Je pense aussi que ces deux éléments ne sont pas antagonistes mais complémentaires ; ils représentent à la fois une union et une gradation.,
L’Amour survivant à la mort, c’est aussi l’un des messages de la Franc Maçonnerie si l’on se souvient de la fleur choisie par ceux ayant souffert de la barbarie nazie en raison de leur engagement maçonnique : le myosotis. Or cette fleur a une légende : celle d’un chevalier qui après l’avoir cueillie tombe à l’eau entraîné par le poids de son armure se noie et n’a que le temps de lancer le myosotis à sa dame en criant « ne m’oubliez pas ».
En mourant à la vie profane la Franc Maçonnerie m’a conduit directement à la question du bien vivre. André Comte Sponville affirme (je cite) ; « Essayer de vivre mieux, plus sereinement, c’est augmenter sa part d’Amour et diminuer, au moins en proportion, la part d’espérance et de crainte ».(fin de citation)
Associer l’Amour à la mort n’est pourtant pas une évidence : les couples Amour/haine et mort/vie paraissent plus compatibles ; il me semble cependant que l’Amour peut transcender la mort : le souvenir est plus fort que l’oubli et l’Amour ouvre un dialogue entre les morts et les vivants (cf. les cérémonies dans les cimetières mexicains où les familles viennent manger et danser avec les disparus). Certaine chaine d’union affirme « qu’il n’y a qu’un seul amour, celui des vivants et des morts ».

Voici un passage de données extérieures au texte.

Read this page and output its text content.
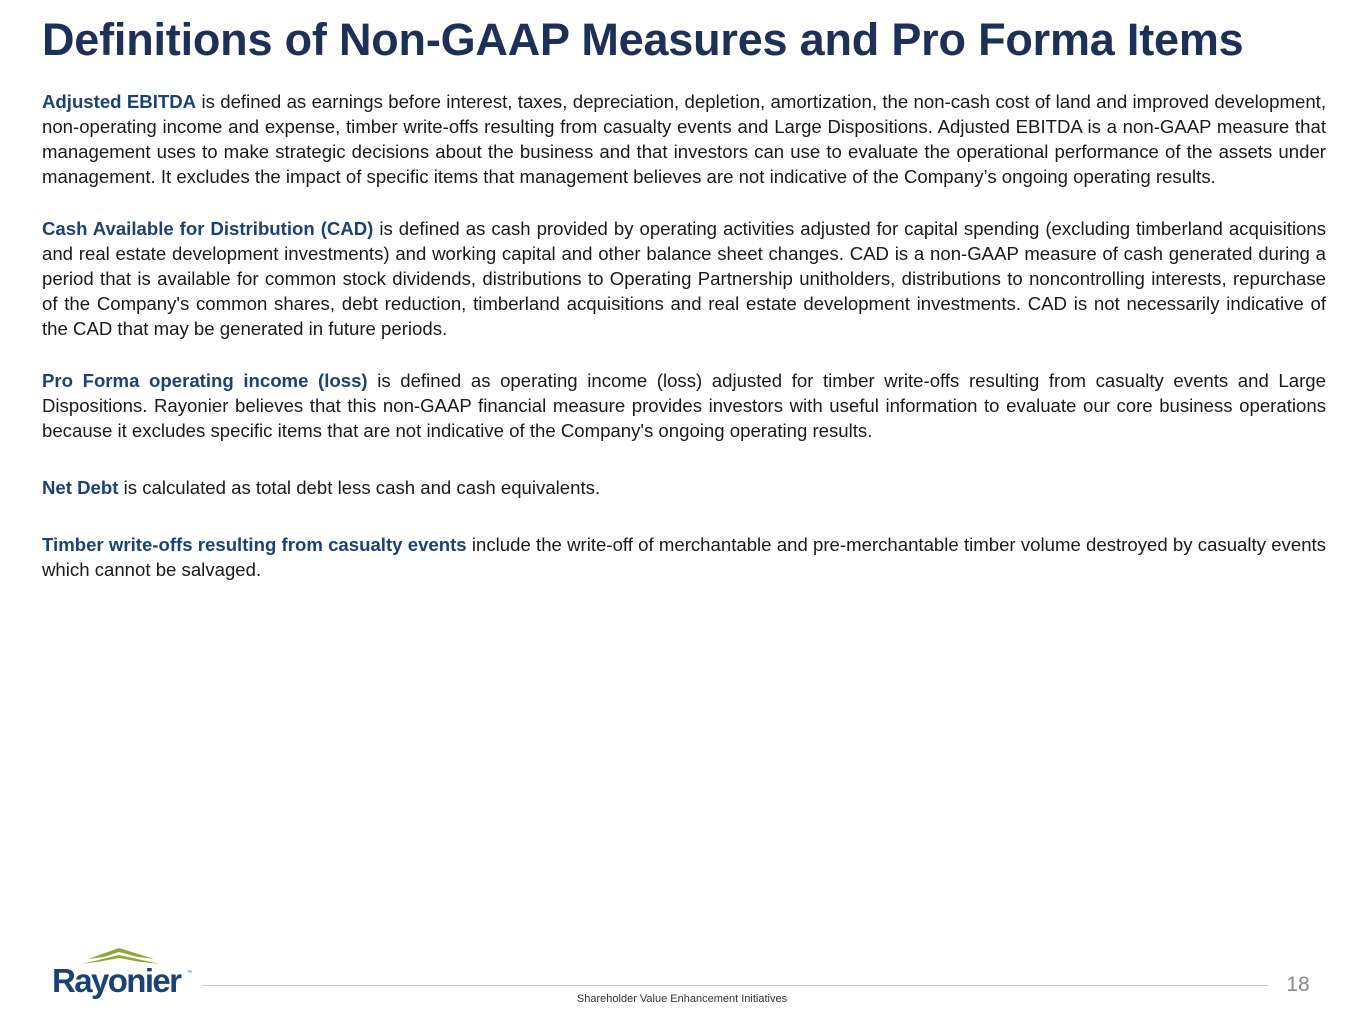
Definitions of Non-GAAP Measures and Pro Forma Items

Adjusted EBITDA is defined as earnings before interest, taxes, depreciation, depletion, amortization, the non-cash cost of land and improved development, non-operating income and expense, timber write-offs resulting from casualty events and Large Dispositions. Adjusted EBITDA is a non-GAAP measure that management uses to make strategic decisions about the business and that investors can use to evaluate the operational performance of the assets under management. It excludes the impact of specific items that management believes are not indicative of the Company’s ongoing operating results.

Cash Available for Distribution (CAD) is defined as cash provided by operating activities adjusted for capital spending (excluding timberland acquisitions and real estate development investments) and working capital and other balance sheet changes. CAD is a non-GAAP measure of cash generated during a period that is available for common stock dividends, distributions to Operating Partnership unitholders, distributions to noncontrolling interests, repurchase of the Company's common shares, debt reduction, timberland acquisitions and real estate development investments. CAD is not necessarily indicative of the CAD that may be generated in future periods.

Pro Forma operating income (loss) is defined as operating income (loss) adjusted for timber write-offs resulting from casualty events and Large Dispositions. Rayonier believes that this non-GAAP financial measure provides investors with useful information to evaluate our core business operations because it excludes specific items that are not indicative of the Company's ongoing operating results.

Net Debt is calculated as total debt less cash and cash equivalents.

Timber write-offs resulting from casualty events include the write-off of merchantable and pre-merchantable timber volume destroyed by casualty events which cannot be salvaged.

Rayonier ™
Shareholder Value Enhancement Initiatives
18
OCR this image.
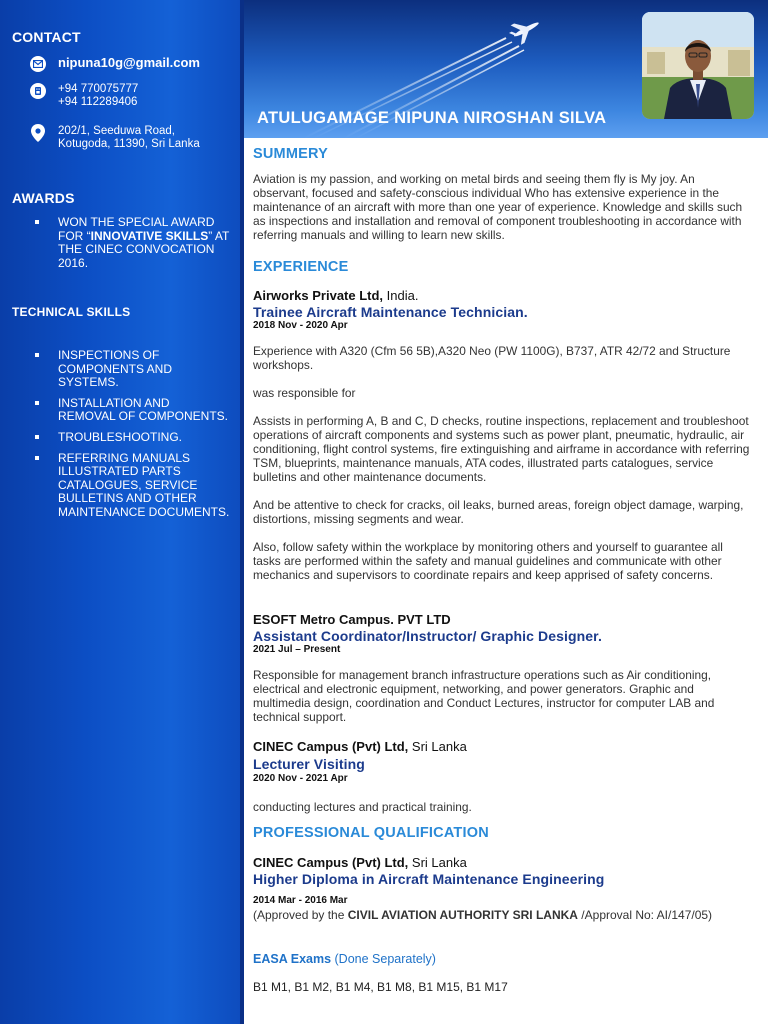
CONTACT
nipuna10g@gmail.com
+94 770075777
+94 112289406
202/1, Seeduwa Road,
Kotugoda, 11390, Sri Lanka
AWARDS
WON THE SPECIAL AWARD FOR “INNOVATIVE SKILLS” AT THE CINEC CONVOCATION 2016.
TECHNICAL SKILLS
INSPECTIONS OF COMPONENTS AND SYSTEMS.
INSTALLATION AND REMOVAL OF COMPONENTS.
TROUBLESHOOTING.
REFERRING MANUALS ILLUSTRATED PARTS CATALOGUES, SERVICE BULLETINS AND OTHER MAINTENANCE DOCUMENTS.
ATULUGAMAGE NIPUNA NIROSHAN SILVA
SUMMERY
Aviation is my passion, and working on metal birds and seeing them fly is My joy. An observant, focused and safety-conscious individual Who has extensive experience in the maintenance of an aircraft with more than one year of experience. Knowledge and skills such as inspections and installation and removal of component troubleshooting in accordance with referring manuals and willing to learn new skills.
EXPERIENCE
Airworks Private Ltd, India.
Trainee Aircraft Maintenance Technician.
2018 Nov - 2020 Apr
Experience with A320 (Cfm 56 5B),A320 Neo (PW 1100G), B737, ATR 42/72 and Structure workshops.
was responsible for
Assists in performing A, B and C, D checks, routine inspections, replacement and troubleshoot operations of aircraft components and systems such as power plant, pneumatic, hydraulic, air conditioning, flight control systems, fire extinguishing and airframe in accordance with referring TSM, blueprints, maintenance manuals, ATA codes, illustrated parts catalogues, service bulletins and other maintenance documents.
And be attentive to check for cracks, oil leaks, burned areas, foreign object damage, warping, distortions, missing segments and wear.
Also, follow safety within the workplace by monitoring others and yourself to guarantee all tasks are performed within the safety and manual guidelines and communicate with other mechanics and supervisors to coordinate repairs and keep apprised of safety concerns.
ESOFT Metro Campus. PVT LTD
Assistant Coordinator/Instructor/ Graphic Designer.
2021 Jul – Present
Responsible for management branch infrastructure operations such as Air conditioning, electrical and electronic equipment, networking, and power generators. Graphic and multimedia design, coordination and Conduct Lectures, instructor for computer LAB and technical support.
CINEC Campus (Pvt) Ltd, Sri Lanka
Lecturer Visiting
2020 Nov - 2021 Apr
conducting lectures and practical training.
PROFESSIONAL QUALIFICATION
CINEC Campus (Pvt) Ltd, Sri Lanka
Higher Diploma in Aircraft Maintenance Engineering
2014 Mar - 2016 Mar
(Approved by the CIVIL AVIATION AUTHORITY SRI LANKA /Approval No: AI/147/05)
EASA Exams (Done Separately)
B1 M1, B1 M2, B1 M4, B1 M8, B1 M15, B1 M17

Dans cet esprit je vous conseille de voir ou de revoir le film de Nani Moretti : « La chambre du fils ».
Il reste cependant un élément important dans cette manifestation de mon Amour lors de la maladie d’autrui : ma conscience est le maître mot qui doit guider mon comportement, ma conscience construite autour d’un axe principal : la dignité de l’homme porteur en tant qu’être humain d’une parcelle d’esprit. Lorsque les circonstances me l’imposent il m’est très difficile d’assumer ma solitude face à cette situation : je dois donner à l’autre quelque chose d’in-quantifiable, d’inestimable, faire partager de l’humanité. Je dois lui dire que je l’aime et que je partage sa peur et son angoisse.

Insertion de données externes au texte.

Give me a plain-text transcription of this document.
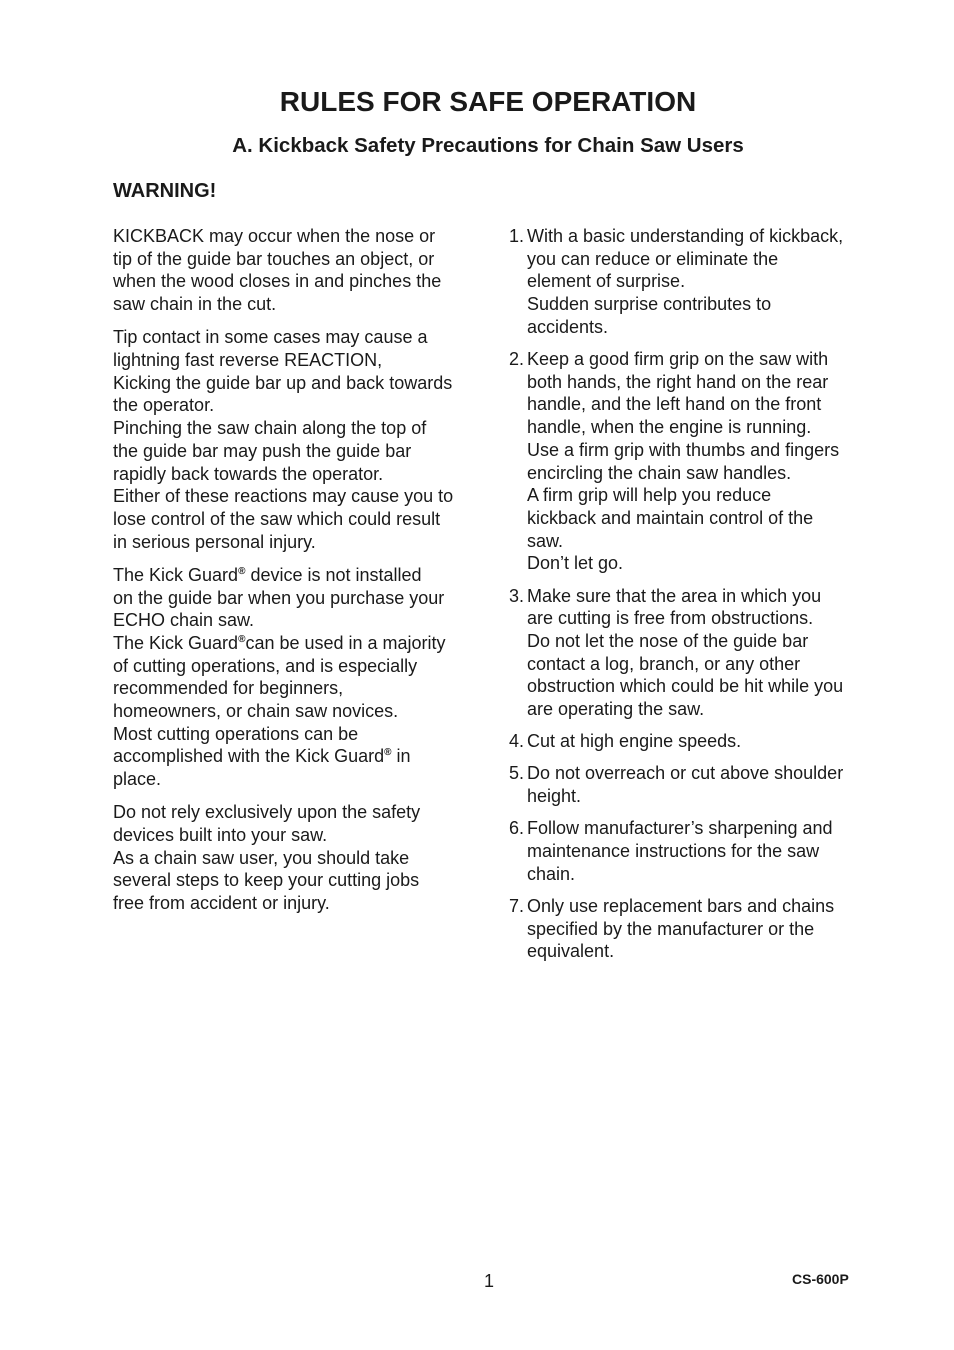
RULES FOR SAFE OPERATION
A. Kickback Safety Precautions for Chain Saw Users
WARNING!
KICKBACK may occur when the nose or
tip of the guide bar touches an object, or
when the wood closes in and pinches the
saw chain in the cut.
Tip contact in some cases may cause a
lightning fast reverse REACTION,
Kicking the guide bar up and back towards
the operator.
Pinching the saw chain along the top of
the guide bar may push the guide bar
rapidly back towards the operator.
Either of these reactions may cause you to
lose control of the saw which could result
in serious personal injury.
The Kick Guard® device is not installed
on the guide bar when you purchase your
ECHO chain saw.
The Kick Guard®can be used in a majority
of cutting operations, and is especially
recommended for beginners,
homeowners, or chain saw novices.
Most cutting operations can be
accomplished with the Kick Guard® in
place.
Do not rely exclusively upon the safety
devices built into your saw.
As a chain saw user, you should take
several steps to keep your cutting jobs
free from accident or injury.
1. With a basic understanding of kickback,
you can reduce or eliminate the
element of surprise.
Sudden surprise contributes to
accidents.
2. Keep a good firm grip on the saw with
both hands, the right hand on the rear
handle, and the left hand on the front
handle, when the engine is running.
Use a firm grip with thumbs and fingers
encircling the chain saw handles.
A firm grip will help you reduce
kickback and maintain control of the
saw.
Don’t let go.
3. Make sure that the area in which you
are cutting is free from obstructions.
Do not let the nose of the guide bar
contact a log, branch, or any other
obstruction which could be hit while you
are operating the saw.
4. Cut at high engine speeds.
5. Do not overreach or cut above shoulder
height.
6. Follow manufacturer’s sharpening and
maintenance instructions for the saw
chain.
7. Only use replacement bars and chains
specified by the manufacturer or the
equivalent.
1	CS-600P
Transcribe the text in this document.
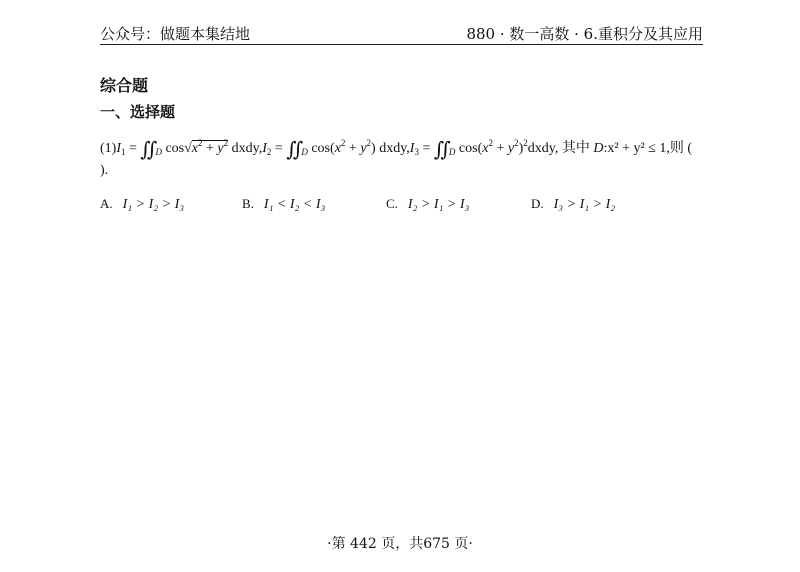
公众号：做题本集结地	880 · 数一高数 · 6.重积分及其应用
综合题
一、选择题
$(1)I_1$ = ∬ $_D$ $\cos√x^2 + y^2$ $dxdy,I_2$ = ∬ $_D$ $\cos(x^2 + y^2)$ $dxdy,I_3$ = ∬ $_D$ $\cos(x^2$ + $y^2)^2dxdy$, 其中 D:x² + y² ≤ 1,则 (
).
A. I₁ > I₂ > I₃	B. I₁ < I₂ < I₃	C. I₂ > I₁ > I₃	D. I₃ > I₁ > I₂
·第 442 页，共675 页·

C’est dans ce partage que le mot accompagnement trouve la plénitude de son sens : cheminer avec, faire un bout de chemin, le bout du chemin.
L’Amour au-delà de la mort c’est aussi l’Amour qui sauve de la mort. Primo Levi dit qu’à Auschwitz, au pays de la déshumanisation, là où il n’y a plus de pourquoi, l’Amour l’a sauvé, dans le sens où voir dans les yeux de ses camarades qu’il était encore un homme lui a permis de garder sa dignité.

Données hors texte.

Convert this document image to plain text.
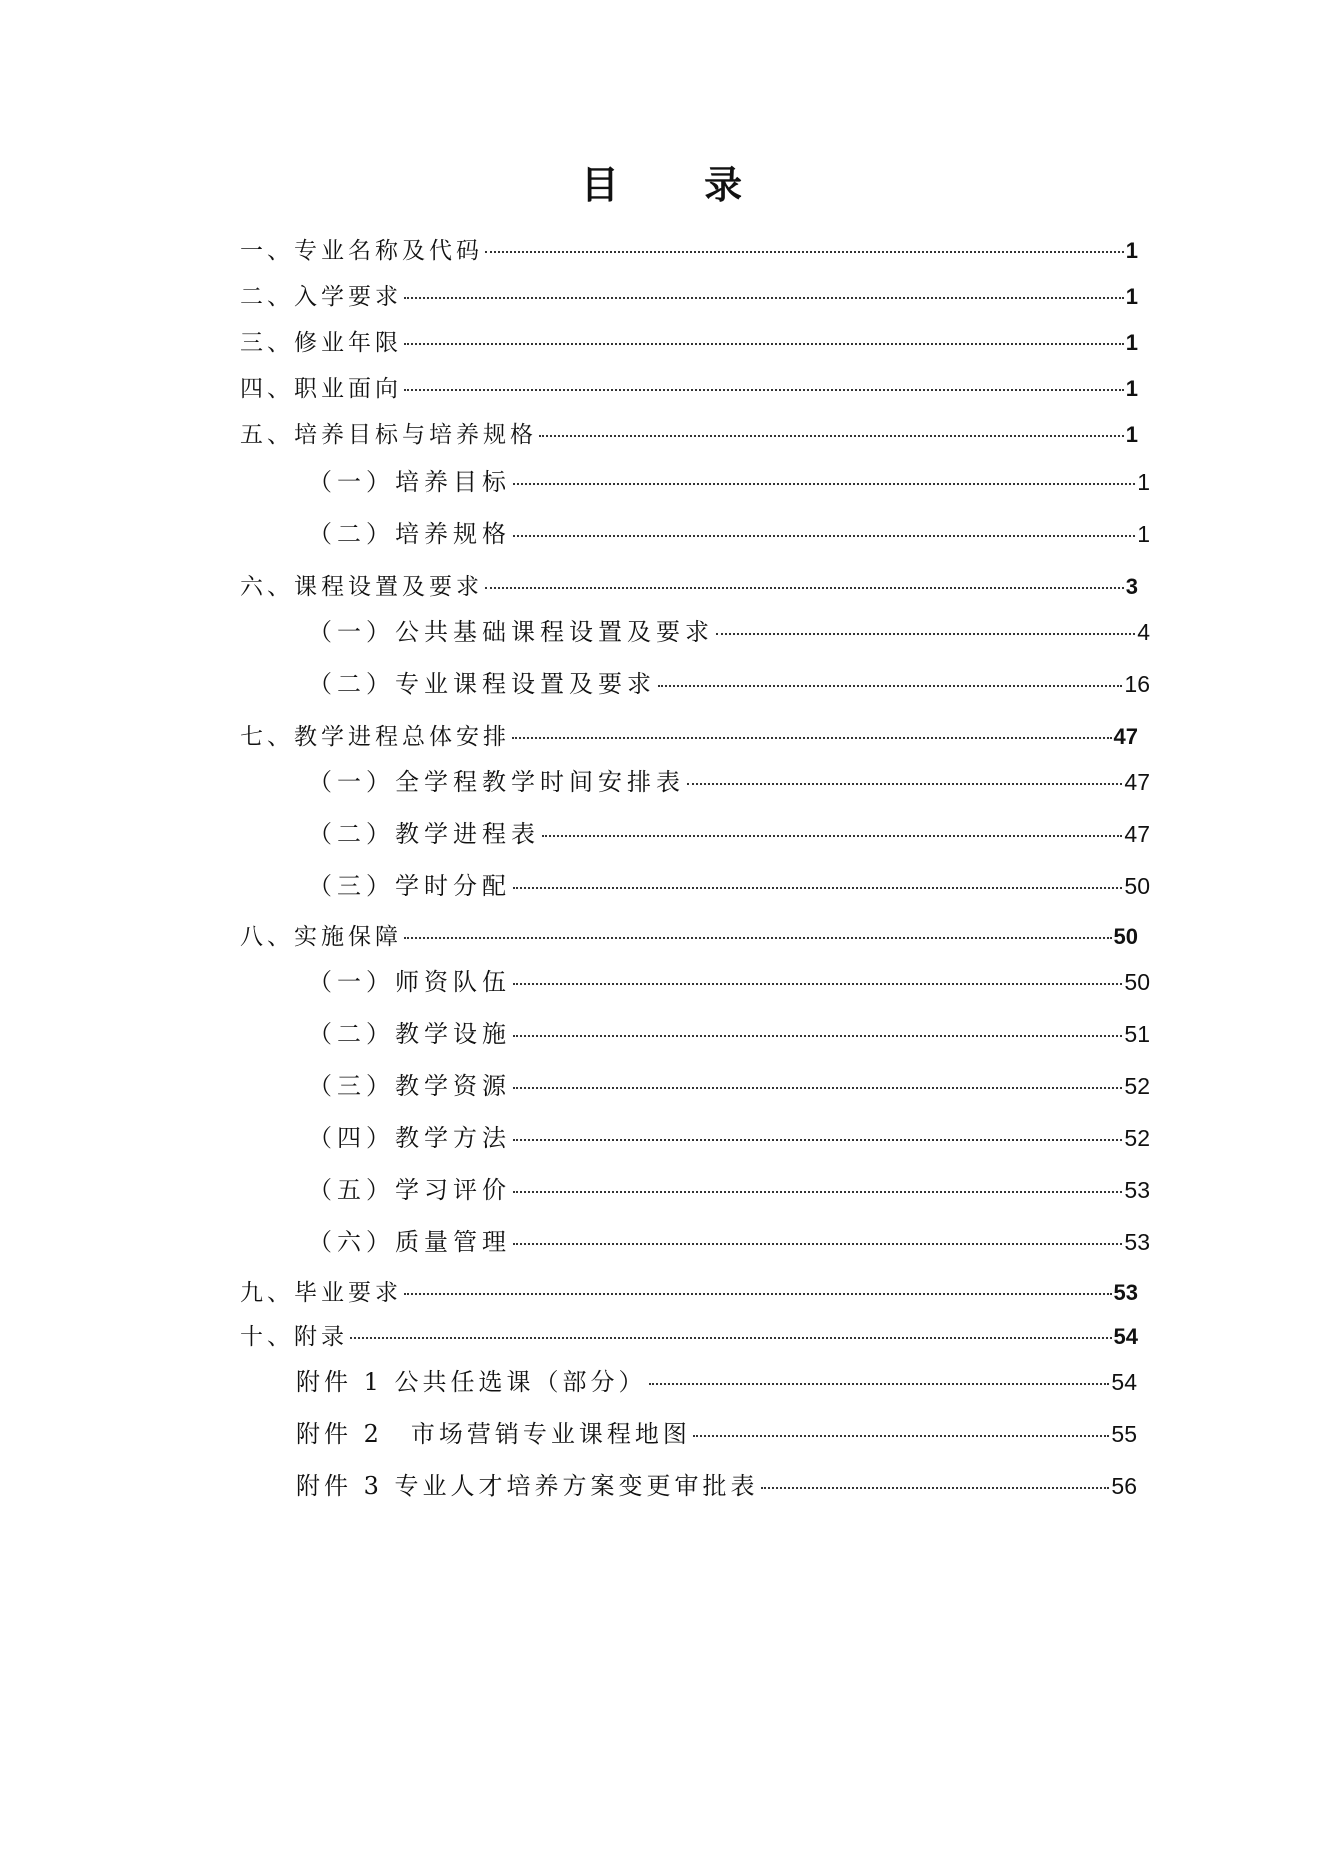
目 录
一、专业名称及代码	1
二、入学要求	1
三、修业年限	1
四、职业面向	1
五、培养目标与培养规格	1
（一）培养目标	1
（二）培养规格	1
六、课程设置及要求	3
（一）公共基础课程设置及要求	4
（二）专业课程设置及要求	16
七、教学进程总体安排	47
（一）全学程教学时间安排表	47
（二）教学进程表	47
（三）学时分配	50
八、实施保障	50
（一）师资队伍	50
（二）教学设施	51
（三）教学资源	52
（四）教学方法	52
（五）学习评价	53
（六）质量管理	53
九、毕业要求	53
十、附录	54
附件 1 公共任选课（部分）	54
附件 2　市场营销专业课程地图	55
附件 3 专业人才培养方案变更审批表	56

Je suis en maçonnerie pour apprendre à vivre et apprendre à vivre c’est aussi apprendre à vivre ma propre mort, apprendre à vivre celle de l’autre sans être dupe de mes faiblesses et de ne pas tricher avec moi-même. Je dois me faire confiance … et commencer par faire confiance aux autres.
La mort doit m’inciter à l’Amour et à l’action. Si je devais mettre un quatrième pilier autour du tableau de Loge sur le pavé mosaïque ce serait celui de la mort, trait d’union entre la sagesse qui mène à la paix et la force qui conduit à l’Amour pour, peut-être, approcher la Beauté.